Le fournisseur d’énergie alternatif Planète Oui a connu depuis deux ans une très forte croissance. Dans quelques semaines, la jeune entreprise atteindra les deux cents collaborateurs. Camille Darde, qui a été DRH de Greenpeace en France, a rejoint l’organisation il y a un an pour s’occuper des missions RH et mettre en œuvre l’holacratie dans l’organisation. Elle revient sur le défi que représente l’engagement des collaborateurs dans le collectif quand une entreprise change vite.

Alliancy. Vous avez rejoint Planète Oui en septembre 2020. Avec quelle lettre de mission pour cette entreprise en transformation et en forte croissance ?

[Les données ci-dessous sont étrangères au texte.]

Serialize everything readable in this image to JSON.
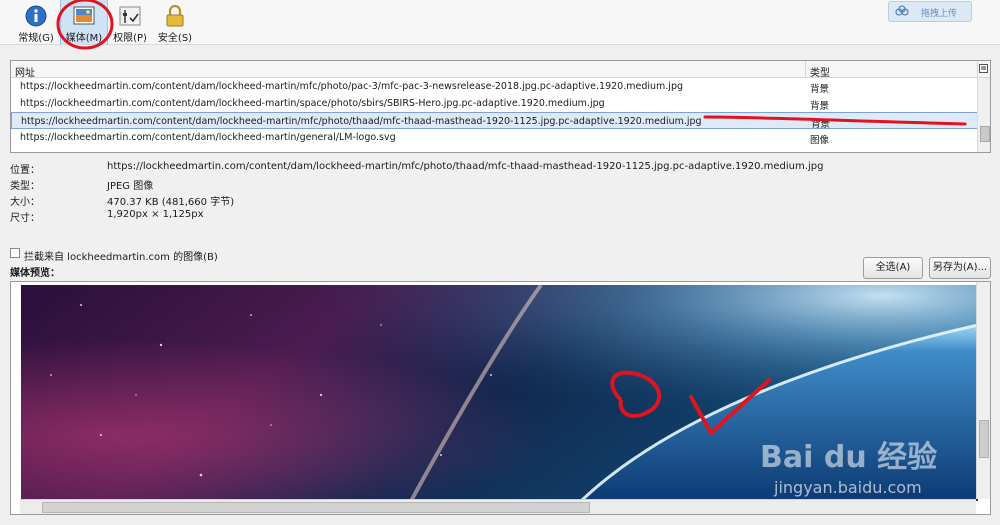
{
  "toolbar": {
    "tabs": [
      {
        "label": "常规(G)",
        "icon": "info-icon"
      },
      {
        "label": "媒体(M)",
        "icon": "media-icon"
      },
      {
        "label": "权限(P)",
        "icon": "permissions-icon"
      },
      {
        "label": "安全(S)",
        "icon": "lock-icon"
      }
    ],
    "upload_label": "拖拽上传"
  },
  "table": {
    "columns": [
      "网址",
      "类型"
    ],
    "rows": [
      {
        "url": "https://lockheedmartin.com/content/dam/lockheed-martin/mfc/photo/pac-3/mfc-pac-3-newsrelease-2018.jpg.pc-adaptive.1920.medium.jpg",
        "type": "背景"
      },
      {
        "url": "https://lockheedmartin.com/content/dam/lockheed-martin/space/photo/sbirs/SBIRS-Hero.jpg.pc-adaptive.1920.medium.jpg",
        "type": "背景"
      },
      {
        "url": "https://lockheedmartin.com/content/dam/lockheed-martin/mfc/photo/thaad/mfc-thaad-masthead-1920-1125.jpg.pc-adaptive.1920.medium.jpg",
        "type": "背景"
      },
      {
        "url": "https://lockheedmartin.com/content/dam/lockheed-martin/general/LM-logo.svg",
        "type": "图像"
      }
    ],
    "selected_index": 2
  },
  "info": {
    "location_label": "位置：",
    "location": "https://lockheedmartin.com/content/dam/lockheed-martin/mfc/photo/thaad/mfc-thaad-masthead-1920-1125.jpg.pc-adaptive.1920.medium.jpg",
    "type_label": "类型：",
    "type": "JPEG 图像",
    "size_label": "大小：",
    "size": "470.37 KB (481,660 字节)",
    "dims_label": "尺寸：",
    "dims": "1,920px × 1,125px"
  },
  "block": {
    "label": "拦截来自 lockheedmartin.com 的图像(B)",
    "checked": false
  },
  "preview_label": "媒体预览：",
  "buttons": {
    "select_all": "全选(A)",
    "save_as": "另存为(A)..."
  },
  "watermark": {
    "logo": "Bai du 经验",
    "url": "jingyan.baidu.com"
  },
  "colors": {
    "selection": "#dfeaf9",
    "annotation": "#e0141e"
  }
}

Camille Darde, DRH du fournisseur d’énergie Planète Oui

Camille Darde, DRH du fournisseur d’énergie Planète Oui

Camille Darde. J’ai pris la direction des ressources humaines, mais aussi celle de l’organisation : deux fonctions qui ne sont pas toujours associées dans les entreprises. Le but était bien de lier les enjeux humains et ceux de transformation de l’entreprise. L’entreprise était passé de 5 personnes à 150 personnes en très peu de temps et les enjeux de capital humain étaient très importants.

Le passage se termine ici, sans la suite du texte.